Outre ses engagements officiels, Bern a fondé sa propre fondation, placée sous l’égide de l’Institut de France, afin de soutenir de nombreux projets de sauvegarde. Loin d’être un simple animateur télé, il est devenu « Monsieur Patrimoine » pour les Français.
C’est donc avec sincérité qu’il avait accepté d’être le parrain symbolique du label, sans savoir que son image serait associée à une organisation politiquement marquée.
La révélation qui a tout changé
En juillet 2025, L’Humanité révèle que le label est piloté par des proches de Pierre-Édouard Stérin. Cette information, confirmée quelques jours plus tard par Le Monde, provoque un choc chez l’animateur. Interrogé par Le Canard Enchaîné, il explique avoir été « instrumentalisé » et trompé :
« Mon interlocuteur s’est présenté comme mandaté par le Sénat. Jamais je n’aurais imaginé qu’il travaillait en réalité pour une structure liée à un milliardaire très politisé. Si je l’avais su, je ne me serais pas aventuré dans cette affaire. »
L’événement de lancement, organisé en juin au Sénat et présidé par la sénatrice LR Laurence Garnier, avait renforcé la crédibilité du projet. Bern, pensant soutenir une cause culturelle, s’était contenté d’envoyer une vidéo d’encouragement.
Qui est Pierre-Édouard Stérin ?
Pierre-Édouard Stérin, homme d’affaires milliardaire, est le fondateur d’Otium Capital et de Smartbox. Installé en Belgique, il est accusé par ses détracteurs de pratiquer un exil fiscal tout en finançant des initiatives ultraconservatrices en France. En 2024, il a lancé le projet « Périclès », une organisation prônant un retour aux valeurs chrétiennes et nationalistes, inspirées d’une vision européenne traditionaliste.
Son influence s’exerce notamment à travers des associations culturelles, des médias et des initiatives locales comme « Les plus belles fêtes de France », qui servent de vitrine à ses ambitions idéologiques.

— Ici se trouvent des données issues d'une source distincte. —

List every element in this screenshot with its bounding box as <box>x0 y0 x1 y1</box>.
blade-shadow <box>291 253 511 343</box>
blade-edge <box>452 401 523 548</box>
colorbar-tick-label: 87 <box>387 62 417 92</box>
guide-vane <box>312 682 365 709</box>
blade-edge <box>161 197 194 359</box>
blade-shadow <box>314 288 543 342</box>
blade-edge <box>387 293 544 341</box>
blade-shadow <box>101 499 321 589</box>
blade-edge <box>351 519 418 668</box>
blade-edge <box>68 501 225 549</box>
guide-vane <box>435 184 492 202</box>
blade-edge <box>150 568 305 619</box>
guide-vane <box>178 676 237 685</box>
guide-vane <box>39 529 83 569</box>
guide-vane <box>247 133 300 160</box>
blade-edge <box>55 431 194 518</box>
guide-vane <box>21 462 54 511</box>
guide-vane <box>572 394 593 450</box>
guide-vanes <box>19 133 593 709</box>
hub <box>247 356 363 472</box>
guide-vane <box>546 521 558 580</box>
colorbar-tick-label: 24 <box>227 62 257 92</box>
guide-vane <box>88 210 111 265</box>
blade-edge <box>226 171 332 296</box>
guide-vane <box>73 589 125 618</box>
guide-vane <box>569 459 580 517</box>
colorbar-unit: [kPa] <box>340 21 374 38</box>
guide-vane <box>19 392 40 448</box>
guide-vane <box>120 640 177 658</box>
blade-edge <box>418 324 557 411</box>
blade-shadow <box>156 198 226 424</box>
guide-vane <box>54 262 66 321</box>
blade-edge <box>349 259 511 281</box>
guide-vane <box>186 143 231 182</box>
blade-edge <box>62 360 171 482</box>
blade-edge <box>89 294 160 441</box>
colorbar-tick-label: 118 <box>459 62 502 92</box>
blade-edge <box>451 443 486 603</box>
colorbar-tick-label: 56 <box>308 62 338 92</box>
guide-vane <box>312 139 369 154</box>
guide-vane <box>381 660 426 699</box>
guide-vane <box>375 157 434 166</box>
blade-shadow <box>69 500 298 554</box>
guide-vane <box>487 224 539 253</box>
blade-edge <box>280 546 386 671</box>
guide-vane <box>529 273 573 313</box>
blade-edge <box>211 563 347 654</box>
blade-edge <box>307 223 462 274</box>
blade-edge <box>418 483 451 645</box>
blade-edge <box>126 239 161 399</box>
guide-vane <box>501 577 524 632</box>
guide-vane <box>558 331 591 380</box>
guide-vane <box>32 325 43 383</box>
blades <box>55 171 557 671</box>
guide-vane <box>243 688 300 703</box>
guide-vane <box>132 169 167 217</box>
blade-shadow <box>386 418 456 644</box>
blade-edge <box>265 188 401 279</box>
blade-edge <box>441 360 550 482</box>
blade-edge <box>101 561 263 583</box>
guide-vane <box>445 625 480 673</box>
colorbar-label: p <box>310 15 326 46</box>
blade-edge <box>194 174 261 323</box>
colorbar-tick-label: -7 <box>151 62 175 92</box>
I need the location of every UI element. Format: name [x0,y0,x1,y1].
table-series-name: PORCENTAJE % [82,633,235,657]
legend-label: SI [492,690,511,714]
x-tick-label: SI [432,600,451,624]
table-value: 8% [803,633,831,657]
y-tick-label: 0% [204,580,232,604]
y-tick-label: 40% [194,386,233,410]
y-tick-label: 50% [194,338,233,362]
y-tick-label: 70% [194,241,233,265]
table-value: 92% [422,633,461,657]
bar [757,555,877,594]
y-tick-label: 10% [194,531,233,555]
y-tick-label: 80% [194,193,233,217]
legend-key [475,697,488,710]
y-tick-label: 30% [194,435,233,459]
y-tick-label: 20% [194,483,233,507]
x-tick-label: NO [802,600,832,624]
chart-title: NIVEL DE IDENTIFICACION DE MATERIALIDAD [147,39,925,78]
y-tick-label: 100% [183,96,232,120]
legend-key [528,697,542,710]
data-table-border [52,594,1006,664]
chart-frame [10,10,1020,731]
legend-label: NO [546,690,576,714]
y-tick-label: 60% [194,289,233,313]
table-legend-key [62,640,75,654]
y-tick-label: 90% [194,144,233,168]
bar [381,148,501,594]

| Nom | Fonction | Liens avec l’affaire |
|---|---|---|
| Stéphane Bern | Animateur / Parrain du label | Soutien symbolique, mais trompé |
| Pierre-Édouard Stérin | Milliardaire / Financier | Derrière l’association organisatrice |
| Thibault Farrenq | Dirigeant Studio 496 | Intermédiaire auprès de Bern |
Une affaire aux répercussions politiques
Cette affaire dépasse le simple cadre culturel. En associant involontairement son image à un projet idéologiquement marqué, Stéphane Bern devient malgré lui un pion dans une stratégie d’influence politique. Les médias s’emparent du scandale, soulignant les risques de récupération de figures publiques pour des causes partisanes.
Pour de nombreux observateurs, cette manipulation illustre les méthodes de certains acteurs économiques et politiques qui cherchent à s’implanter dans la sphère culturelle pour légitimer leurs idées.
Cette polémique rappelle à quel point la frontière entre culture, politique et finance peut être poreuse. Stéphane Bern, sincèrement engagé dans la préservation du patrimoine, a vu son image associée malgré lui à une cause qui n’était pas la sienne. Son expérience met en lumière l’importance de la vigilance lorsqu’une personnalité publique prête son nom à une initiative.
Reste désormais à voir quelles seront les répercussions à long terme pour l’image de « Monsieur Patrimoine », mais aussi pour les initiatives culturelles en France, qui risquent d’être fragilisées par ces manipulations.